Jim DeMint, President of Heritage, writes:
Some people can’t seem to understand why anyone would support marriage as the union of a man and a woman. Indeed, Justice Anthony Kennedy argued last week that the only reason Congress had for passing the Defense of Marriage Act was to “disparage,” “injure,” “degrade,” “demean,” and “humiliate” others. Justice Kennedy says we’re denying dignity to people in same-sex relationships.
But it is his ruling that denies dignity to those who don’t think a same-sex relationship is a marriage. His ruling denies dignity to the millions of Americans and their elected officials who have voted to pass laws that tell the truth about marriage.

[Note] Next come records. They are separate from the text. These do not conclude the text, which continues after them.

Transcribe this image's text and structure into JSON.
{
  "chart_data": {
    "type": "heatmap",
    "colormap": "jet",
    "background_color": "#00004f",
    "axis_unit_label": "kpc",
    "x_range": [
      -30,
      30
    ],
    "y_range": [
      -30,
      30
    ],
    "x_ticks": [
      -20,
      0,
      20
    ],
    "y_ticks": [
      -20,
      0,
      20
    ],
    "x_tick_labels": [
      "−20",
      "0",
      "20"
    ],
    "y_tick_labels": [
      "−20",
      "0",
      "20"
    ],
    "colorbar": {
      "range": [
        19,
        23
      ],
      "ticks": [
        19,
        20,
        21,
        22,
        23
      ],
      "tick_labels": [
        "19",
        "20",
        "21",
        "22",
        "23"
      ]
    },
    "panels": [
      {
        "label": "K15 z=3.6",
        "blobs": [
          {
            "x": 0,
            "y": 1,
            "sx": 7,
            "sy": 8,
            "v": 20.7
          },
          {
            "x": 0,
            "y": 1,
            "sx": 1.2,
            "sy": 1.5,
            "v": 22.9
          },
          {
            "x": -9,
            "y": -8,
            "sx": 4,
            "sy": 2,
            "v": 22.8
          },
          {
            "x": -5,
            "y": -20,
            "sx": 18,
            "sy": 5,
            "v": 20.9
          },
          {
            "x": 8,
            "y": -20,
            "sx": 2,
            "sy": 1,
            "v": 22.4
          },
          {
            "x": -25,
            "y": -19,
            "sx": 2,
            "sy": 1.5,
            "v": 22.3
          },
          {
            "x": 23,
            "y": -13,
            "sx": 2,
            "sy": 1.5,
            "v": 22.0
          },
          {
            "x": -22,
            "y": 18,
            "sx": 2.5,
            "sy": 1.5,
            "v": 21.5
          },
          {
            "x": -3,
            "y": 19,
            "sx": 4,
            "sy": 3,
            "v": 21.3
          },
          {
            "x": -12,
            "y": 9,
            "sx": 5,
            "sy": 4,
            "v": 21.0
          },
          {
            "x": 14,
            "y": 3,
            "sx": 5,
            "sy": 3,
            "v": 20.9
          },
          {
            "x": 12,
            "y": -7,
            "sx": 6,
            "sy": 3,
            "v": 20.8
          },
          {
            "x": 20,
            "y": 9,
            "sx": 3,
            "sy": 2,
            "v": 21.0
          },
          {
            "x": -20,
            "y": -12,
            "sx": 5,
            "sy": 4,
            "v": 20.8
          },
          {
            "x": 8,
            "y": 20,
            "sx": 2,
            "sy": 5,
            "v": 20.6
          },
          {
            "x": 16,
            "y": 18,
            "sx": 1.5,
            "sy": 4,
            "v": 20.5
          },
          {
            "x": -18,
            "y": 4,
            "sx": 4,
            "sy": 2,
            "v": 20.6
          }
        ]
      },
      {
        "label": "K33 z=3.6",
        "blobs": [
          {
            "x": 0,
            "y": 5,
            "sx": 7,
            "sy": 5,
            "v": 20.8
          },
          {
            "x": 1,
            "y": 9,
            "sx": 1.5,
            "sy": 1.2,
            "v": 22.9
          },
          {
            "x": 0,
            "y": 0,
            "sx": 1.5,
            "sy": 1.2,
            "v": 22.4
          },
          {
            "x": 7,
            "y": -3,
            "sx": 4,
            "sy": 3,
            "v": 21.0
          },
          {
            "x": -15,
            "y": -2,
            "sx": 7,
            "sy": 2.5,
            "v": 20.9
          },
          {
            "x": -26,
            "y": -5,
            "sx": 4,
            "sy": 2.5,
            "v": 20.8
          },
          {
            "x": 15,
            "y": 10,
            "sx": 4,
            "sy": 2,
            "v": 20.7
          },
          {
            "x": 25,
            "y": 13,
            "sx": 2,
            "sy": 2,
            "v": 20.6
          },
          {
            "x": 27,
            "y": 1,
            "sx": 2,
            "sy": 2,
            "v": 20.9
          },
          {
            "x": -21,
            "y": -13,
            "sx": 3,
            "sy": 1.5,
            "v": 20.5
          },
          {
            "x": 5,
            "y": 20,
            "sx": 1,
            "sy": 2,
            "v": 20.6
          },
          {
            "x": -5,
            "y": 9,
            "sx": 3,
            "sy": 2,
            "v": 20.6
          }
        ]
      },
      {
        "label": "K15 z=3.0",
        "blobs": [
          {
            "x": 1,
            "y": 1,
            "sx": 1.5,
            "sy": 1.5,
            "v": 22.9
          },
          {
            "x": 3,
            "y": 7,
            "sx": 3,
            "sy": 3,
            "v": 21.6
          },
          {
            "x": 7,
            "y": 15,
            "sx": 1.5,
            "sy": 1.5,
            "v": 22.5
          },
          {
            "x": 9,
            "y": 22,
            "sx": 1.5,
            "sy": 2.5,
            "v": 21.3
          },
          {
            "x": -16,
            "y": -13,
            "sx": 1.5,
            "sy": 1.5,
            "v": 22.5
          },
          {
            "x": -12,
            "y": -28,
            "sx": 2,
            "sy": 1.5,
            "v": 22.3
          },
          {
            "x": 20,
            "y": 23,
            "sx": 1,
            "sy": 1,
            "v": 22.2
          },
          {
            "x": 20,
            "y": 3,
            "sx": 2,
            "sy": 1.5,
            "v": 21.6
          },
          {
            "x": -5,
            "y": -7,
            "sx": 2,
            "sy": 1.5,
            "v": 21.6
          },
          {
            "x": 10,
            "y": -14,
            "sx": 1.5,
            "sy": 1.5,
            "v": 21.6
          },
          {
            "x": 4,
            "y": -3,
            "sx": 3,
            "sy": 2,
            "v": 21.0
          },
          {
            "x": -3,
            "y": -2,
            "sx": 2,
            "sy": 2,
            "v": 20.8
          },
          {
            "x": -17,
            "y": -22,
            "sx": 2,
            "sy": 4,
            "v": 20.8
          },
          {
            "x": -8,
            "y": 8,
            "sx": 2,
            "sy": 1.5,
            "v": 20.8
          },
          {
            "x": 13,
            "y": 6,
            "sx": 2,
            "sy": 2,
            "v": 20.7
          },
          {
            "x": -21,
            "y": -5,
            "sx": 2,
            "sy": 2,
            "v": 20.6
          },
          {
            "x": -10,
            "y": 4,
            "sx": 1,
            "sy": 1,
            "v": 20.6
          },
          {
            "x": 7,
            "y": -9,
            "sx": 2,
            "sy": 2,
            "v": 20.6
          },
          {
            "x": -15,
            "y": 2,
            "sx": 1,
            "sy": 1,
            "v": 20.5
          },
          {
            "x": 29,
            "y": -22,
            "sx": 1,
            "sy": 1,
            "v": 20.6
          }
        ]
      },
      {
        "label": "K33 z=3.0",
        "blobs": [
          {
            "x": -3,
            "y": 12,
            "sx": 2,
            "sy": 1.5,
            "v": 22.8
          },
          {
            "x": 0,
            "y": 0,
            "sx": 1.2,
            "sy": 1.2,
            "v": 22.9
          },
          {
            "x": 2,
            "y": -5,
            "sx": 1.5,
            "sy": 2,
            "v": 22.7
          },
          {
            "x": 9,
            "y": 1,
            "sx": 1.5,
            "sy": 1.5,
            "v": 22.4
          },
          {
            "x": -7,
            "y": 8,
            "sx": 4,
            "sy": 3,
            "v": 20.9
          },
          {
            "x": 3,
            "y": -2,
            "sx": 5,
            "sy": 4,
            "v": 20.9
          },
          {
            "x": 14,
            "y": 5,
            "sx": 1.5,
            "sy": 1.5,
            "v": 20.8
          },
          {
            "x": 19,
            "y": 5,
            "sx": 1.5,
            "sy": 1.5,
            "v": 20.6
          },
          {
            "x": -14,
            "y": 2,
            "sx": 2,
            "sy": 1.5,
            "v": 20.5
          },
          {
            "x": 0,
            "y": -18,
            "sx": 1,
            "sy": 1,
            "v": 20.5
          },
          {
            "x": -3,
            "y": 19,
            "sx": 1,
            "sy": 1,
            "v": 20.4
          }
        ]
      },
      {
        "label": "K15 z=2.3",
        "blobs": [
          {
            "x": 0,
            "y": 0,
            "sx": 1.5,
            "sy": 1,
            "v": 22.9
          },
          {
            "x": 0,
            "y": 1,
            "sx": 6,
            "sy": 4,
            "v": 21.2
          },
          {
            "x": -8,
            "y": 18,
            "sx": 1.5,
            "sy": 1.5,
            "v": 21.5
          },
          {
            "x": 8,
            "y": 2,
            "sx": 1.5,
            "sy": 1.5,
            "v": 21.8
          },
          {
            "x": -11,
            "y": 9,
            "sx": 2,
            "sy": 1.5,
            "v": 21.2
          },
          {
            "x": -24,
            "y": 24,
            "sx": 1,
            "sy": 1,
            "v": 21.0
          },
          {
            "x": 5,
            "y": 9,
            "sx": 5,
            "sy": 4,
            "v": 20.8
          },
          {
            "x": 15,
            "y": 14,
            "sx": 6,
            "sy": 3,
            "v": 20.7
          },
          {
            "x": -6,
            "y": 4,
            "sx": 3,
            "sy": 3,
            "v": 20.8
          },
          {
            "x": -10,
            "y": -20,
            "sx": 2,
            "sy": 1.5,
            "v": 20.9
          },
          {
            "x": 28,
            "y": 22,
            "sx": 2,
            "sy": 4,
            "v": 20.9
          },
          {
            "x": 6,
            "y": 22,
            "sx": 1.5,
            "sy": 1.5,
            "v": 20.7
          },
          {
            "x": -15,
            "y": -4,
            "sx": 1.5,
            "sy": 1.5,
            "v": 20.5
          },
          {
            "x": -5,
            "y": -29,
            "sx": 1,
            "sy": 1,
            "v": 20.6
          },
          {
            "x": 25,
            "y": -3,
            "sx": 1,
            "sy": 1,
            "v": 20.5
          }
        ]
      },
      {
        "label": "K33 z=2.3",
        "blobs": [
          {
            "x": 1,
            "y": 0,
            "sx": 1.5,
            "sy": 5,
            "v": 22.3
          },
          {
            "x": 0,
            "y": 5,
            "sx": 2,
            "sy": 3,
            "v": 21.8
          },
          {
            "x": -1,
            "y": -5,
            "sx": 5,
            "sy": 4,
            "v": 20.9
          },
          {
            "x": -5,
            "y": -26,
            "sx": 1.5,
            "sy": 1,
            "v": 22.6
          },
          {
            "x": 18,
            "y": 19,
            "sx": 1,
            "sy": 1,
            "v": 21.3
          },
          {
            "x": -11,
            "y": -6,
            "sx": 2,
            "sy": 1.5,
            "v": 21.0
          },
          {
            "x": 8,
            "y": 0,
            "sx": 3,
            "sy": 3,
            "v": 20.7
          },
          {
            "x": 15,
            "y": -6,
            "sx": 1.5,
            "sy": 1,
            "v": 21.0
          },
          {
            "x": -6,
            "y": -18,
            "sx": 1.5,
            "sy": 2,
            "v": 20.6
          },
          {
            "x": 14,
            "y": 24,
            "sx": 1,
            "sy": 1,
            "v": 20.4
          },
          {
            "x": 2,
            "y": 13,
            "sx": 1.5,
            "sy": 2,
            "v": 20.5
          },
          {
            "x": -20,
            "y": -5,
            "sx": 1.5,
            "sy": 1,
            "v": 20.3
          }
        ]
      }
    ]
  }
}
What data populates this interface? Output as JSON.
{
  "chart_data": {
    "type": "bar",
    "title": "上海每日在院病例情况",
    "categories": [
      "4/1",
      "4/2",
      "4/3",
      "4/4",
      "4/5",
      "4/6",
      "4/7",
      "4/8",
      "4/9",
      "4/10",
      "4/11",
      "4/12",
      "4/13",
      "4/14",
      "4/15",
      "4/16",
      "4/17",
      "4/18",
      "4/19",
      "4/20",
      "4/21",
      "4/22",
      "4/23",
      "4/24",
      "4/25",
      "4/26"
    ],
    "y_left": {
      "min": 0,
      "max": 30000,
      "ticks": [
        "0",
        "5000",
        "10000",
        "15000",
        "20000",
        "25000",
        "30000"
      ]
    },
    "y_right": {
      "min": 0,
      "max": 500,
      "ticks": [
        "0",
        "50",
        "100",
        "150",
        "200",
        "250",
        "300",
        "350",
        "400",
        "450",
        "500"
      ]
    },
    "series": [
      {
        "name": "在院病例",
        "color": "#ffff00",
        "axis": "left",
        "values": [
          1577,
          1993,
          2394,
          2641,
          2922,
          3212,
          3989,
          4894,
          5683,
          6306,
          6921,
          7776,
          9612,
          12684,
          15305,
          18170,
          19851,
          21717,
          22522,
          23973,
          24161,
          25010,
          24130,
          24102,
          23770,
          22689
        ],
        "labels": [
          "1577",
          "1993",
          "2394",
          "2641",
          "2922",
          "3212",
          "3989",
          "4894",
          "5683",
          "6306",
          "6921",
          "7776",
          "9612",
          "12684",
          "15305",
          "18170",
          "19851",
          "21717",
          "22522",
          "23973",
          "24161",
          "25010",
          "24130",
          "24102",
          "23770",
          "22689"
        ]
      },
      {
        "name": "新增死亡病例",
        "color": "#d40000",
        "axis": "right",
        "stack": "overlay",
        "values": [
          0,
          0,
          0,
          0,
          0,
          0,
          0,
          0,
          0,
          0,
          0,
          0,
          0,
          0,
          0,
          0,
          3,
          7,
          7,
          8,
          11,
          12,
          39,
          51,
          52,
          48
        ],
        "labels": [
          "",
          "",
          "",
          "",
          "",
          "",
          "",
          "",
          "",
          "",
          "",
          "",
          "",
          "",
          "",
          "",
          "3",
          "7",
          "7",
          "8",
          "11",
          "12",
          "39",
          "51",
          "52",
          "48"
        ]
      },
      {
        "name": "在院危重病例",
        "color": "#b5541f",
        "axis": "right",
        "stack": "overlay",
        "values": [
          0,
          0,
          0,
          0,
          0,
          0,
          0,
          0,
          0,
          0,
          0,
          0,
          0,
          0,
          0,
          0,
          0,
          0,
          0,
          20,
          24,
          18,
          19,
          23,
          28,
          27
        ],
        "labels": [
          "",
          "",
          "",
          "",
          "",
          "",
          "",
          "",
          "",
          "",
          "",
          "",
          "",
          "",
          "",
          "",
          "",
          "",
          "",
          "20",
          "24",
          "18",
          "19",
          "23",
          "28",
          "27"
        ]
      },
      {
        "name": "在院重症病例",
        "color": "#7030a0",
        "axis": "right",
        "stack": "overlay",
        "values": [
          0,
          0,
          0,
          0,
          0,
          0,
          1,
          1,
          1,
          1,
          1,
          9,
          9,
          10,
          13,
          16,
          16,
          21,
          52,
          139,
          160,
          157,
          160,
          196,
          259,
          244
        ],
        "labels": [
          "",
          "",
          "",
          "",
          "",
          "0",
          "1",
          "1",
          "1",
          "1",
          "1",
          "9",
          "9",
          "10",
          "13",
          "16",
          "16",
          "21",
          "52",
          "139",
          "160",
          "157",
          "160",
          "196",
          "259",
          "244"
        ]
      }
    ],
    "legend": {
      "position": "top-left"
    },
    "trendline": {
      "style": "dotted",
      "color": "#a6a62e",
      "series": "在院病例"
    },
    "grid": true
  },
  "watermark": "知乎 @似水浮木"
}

The rhetoric from the Court attacking the goodwill of the majority of Americans—who know marriage is the union of a man and a woman—is not helpful. The marriage debate will continue, and all Americans need to be civil and respectful.
...It is outrageous to suggest that 342 Members of the House, 85 Senators, and President Bill Clinton were all acting on the basis of anti-gay bias in 1996, when the Defense of Marriage Act (DOMA) was enacted. As Chief Justice Roberts says in his dissent, “I would not tar the political branches with bigotry.”
Indeed, as Heritage has argued repeatedly, there are valid reasons to oppose the redefinition of marriage—which those House Members, Senators, and President Clinton took into account. Marriage matters for children, civil society, and limited government, because children deserve a mother and a father, and when this doesn’t happen, social costs run high.
Citizens and their elected representatives have the constitutional authority to make policy that recognizes marriage as the union of a man and a woman. States will lead the way even as we work to restore clear marriage policy at the federal level. And in the states, support for marriage as the union of a man and a woman remains strong.